The project outcomes aim to;

  • Enable Welsh and non-Welsh speakers from academia and industry to develop general purpose and bespoke applications for a range of Welsh language processing tasks.
  • Accelerate the development of Welsh language Computational Linguistic and NLP applications by facilitating adaptation from English to Welsh of existing Information Extraction and Linguistic Analysis applications.
  • Support teaching and training of Computational Linguistics for Welsh.
  • Enable the delivery of industry standard, interoperable outputs of linguistic analysis applications advancing the potential for collaborative activities.

Objectives

The proposed work will support the Welsh Language Technology domain with a set of NLP tools that drive innovation and advance the development of sophisticated textual analysis solutions.
 
The WNLT project will deliver four core NLP modules;

  • Word Segmentation for separating text into words,
  • Sentence Boundary Disambiguation for finding sentence boundaries
  • Part of Speech Tagger for determining the part of speech of each word
  • Stemmer for identifying the root form of words.

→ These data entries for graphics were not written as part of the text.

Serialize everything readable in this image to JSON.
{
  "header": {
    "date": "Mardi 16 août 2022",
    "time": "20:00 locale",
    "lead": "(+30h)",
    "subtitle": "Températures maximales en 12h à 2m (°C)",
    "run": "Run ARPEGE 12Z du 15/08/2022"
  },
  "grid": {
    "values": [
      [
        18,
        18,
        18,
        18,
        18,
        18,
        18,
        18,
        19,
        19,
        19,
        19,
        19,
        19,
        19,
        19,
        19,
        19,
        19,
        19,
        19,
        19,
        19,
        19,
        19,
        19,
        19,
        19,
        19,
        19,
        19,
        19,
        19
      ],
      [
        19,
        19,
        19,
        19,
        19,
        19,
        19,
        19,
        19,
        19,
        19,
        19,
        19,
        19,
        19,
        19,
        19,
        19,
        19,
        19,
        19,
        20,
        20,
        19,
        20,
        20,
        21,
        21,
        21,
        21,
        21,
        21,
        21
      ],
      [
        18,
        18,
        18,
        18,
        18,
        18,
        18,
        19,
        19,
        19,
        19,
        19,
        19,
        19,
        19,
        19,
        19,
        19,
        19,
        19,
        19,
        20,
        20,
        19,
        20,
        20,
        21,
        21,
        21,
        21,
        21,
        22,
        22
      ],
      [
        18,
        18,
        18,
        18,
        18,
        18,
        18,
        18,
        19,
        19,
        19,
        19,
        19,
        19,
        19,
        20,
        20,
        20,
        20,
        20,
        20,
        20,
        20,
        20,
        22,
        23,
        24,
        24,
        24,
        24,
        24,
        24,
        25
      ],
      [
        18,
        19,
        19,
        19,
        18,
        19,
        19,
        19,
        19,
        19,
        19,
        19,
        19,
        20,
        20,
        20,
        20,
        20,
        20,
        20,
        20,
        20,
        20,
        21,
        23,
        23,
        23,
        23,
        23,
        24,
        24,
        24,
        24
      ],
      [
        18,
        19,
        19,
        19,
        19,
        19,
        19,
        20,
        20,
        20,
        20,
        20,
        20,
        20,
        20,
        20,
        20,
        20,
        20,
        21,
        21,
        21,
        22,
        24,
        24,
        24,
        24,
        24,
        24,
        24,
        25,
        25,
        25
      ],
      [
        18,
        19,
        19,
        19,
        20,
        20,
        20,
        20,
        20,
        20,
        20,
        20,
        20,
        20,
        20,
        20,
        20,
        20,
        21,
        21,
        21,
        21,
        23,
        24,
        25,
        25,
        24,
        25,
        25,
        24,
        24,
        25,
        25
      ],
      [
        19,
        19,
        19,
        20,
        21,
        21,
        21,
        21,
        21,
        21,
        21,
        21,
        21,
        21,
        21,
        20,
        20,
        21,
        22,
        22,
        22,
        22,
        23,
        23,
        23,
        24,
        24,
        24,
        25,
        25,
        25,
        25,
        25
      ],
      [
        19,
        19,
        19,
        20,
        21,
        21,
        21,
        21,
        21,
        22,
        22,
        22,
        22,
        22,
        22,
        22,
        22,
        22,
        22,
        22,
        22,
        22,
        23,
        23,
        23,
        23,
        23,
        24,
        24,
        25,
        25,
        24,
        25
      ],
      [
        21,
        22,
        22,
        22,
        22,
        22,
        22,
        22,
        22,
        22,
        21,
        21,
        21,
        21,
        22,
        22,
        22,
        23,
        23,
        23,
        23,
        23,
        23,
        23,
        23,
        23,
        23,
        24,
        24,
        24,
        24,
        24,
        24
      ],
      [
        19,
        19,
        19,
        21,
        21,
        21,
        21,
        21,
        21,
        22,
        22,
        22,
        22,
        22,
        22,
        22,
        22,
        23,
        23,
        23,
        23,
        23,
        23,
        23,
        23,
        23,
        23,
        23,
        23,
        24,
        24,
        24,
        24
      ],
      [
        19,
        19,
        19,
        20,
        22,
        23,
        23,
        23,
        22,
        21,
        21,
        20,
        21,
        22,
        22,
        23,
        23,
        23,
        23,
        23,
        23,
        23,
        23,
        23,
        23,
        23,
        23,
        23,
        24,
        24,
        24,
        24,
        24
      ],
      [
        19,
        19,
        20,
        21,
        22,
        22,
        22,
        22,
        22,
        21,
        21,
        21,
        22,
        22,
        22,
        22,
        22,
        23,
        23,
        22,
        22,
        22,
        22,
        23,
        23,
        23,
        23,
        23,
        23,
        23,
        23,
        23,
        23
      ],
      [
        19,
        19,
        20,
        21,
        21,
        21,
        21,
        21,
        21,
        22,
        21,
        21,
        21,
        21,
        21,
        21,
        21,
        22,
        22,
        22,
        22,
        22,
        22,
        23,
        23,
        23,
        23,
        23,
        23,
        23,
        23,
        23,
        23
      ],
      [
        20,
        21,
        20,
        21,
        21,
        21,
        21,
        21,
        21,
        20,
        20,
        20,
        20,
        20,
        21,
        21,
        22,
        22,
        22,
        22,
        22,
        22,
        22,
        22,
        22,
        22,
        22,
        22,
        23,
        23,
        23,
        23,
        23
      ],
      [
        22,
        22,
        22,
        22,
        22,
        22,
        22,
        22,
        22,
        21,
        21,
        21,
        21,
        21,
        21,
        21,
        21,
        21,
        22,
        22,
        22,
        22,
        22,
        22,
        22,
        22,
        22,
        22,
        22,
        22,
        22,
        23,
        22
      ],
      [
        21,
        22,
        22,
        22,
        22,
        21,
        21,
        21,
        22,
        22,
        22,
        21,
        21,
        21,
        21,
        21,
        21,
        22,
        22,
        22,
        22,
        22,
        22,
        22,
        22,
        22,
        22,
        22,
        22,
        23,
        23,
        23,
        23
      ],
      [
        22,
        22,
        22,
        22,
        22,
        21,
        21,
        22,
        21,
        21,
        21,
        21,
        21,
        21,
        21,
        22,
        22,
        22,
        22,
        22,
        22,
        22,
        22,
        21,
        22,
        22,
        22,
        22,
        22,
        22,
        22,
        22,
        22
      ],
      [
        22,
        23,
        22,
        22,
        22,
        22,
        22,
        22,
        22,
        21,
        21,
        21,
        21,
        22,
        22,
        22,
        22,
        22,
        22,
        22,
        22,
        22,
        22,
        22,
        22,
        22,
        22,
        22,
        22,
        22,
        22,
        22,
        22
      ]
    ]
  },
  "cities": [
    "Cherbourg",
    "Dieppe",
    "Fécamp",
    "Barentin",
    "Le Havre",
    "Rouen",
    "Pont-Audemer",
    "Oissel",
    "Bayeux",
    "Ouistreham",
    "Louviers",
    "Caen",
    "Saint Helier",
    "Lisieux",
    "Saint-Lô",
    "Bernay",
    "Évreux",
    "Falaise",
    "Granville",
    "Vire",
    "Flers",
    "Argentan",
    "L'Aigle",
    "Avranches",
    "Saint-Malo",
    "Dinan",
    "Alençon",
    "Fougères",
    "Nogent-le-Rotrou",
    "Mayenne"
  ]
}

In addition, the project will use the resulting modules to construct an exemplar Welsh language Information Extraction application.

Final workshop

A workshop was held at USW (Trefforest) in April 2016 to discuss the results with participants including representatives from Welsh Universities and SMEs, the GATE NLP community and RCAHMW. The presentations are available:
WNLT Toolkit
Background
Introduction to Project

Outputs

The modules are written in JAVA and ‘wrapped’ for execution under the General Architecture for Text Engineering (GATE) framework. They are disseminated under the GNU Lesser General Public License (LGPL). 

The WNLT modules can be download from Sourceforge at https://sourceforge.net/projects/wnlt/